Overall
This week, the Drewry composite index increased by 3%. Freight rates between various ports have shown diversity; rates from Rotterdam to New York remained stable. Rates from Shanghai to Los Angeles increased by 7% and Shanghai to New York rose by 6%. Drewry expects rates on the Transpacific trade to rise in the coming week, driven by front-loading ahead of the looming ILA port strike in January 2025 and the anticipated tariff hikes under the incoming Trump Administration.
Ocean – TPEB:
Shipping lines successfully implemented a General Rate Increase (GRI) on December 15, with only minor rate adjustments and corrections observed since. Initial Peak Season Surcharge (PSS) announcements signal a planned increase for January 2025, reflecting anticipated pre-Lunar New Year demand. No significant equipment issues have been reported at origin, ensuring smoother operations for shippers. A moderate blank sailing program is in effect for December, maintaining 92% available capacity. For January 2025, capacity is projected to rise to 97%, though additional blank sailings may be announced soon to align with Lunar New Year demand fluctuations and network adjustments on the Transpacific trade lane.
Ocean – FEWB
Market demand is closely aligned with operating capacity, resulting in stable rates as 2H December progresses.
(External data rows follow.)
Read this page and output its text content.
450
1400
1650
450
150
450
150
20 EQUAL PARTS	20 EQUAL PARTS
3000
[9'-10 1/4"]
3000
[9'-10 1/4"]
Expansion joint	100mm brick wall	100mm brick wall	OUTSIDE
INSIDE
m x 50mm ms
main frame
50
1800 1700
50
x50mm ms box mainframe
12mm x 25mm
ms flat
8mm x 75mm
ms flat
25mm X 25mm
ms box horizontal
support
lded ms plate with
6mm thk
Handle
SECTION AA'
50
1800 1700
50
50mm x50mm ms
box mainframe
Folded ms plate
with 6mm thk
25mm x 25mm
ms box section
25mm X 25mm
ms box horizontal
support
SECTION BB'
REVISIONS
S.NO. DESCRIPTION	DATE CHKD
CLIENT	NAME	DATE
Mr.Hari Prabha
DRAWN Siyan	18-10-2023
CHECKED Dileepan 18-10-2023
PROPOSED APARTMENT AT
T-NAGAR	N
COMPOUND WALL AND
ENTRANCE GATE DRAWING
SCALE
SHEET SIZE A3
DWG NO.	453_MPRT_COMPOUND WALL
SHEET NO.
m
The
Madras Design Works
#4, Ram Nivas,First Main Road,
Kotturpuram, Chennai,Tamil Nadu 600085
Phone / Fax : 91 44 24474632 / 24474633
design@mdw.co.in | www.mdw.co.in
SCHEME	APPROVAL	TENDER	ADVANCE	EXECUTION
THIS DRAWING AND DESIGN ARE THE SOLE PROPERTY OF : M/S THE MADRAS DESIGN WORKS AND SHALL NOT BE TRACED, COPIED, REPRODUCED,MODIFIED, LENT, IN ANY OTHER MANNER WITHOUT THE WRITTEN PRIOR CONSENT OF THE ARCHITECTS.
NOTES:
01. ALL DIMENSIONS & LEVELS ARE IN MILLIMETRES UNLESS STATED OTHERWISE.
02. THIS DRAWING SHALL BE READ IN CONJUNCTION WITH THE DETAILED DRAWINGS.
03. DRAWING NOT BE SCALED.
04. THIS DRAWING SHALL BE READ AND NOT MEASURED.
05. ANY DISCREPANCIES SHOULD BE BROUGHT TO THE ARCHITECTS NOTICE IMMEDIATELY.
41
Supply volumes are stronger compared to November, but vessel return speeds and operating capacity remain sufficient to meet demand. Floating rates for Freight All Kinds (FAK) have remained stable, with fluctuations in the Shanghai Containerized Freight Index (SCFI) staying within a narrow range. Equipment shortages at major Chinese ports are occasional but manageable. Shippers are encouraged to prioritize timely Equipment Interchange Receipt (EIR) printing and early equipment pickups to reduce the risk of missed cargo loading.
Ocean – TAWB
Demand remains elevated due to the potential for an ILA strike on January 15, while Canadian ports continue to face congestion stemming from recent strikes. Space is limited, particularly in the Western Mediterranean (WMED), where extra loaders are running at full capacity, as well as in Northern Europe (NEUR) and Eastern Mediterranean (EMED) services, which are also near capacity. Rates for the second half of December have followed the stable trends observed in the first half and in November. Most carriers are expected to extend their rates into January, maintaining consistency amidst continued high utilization levels.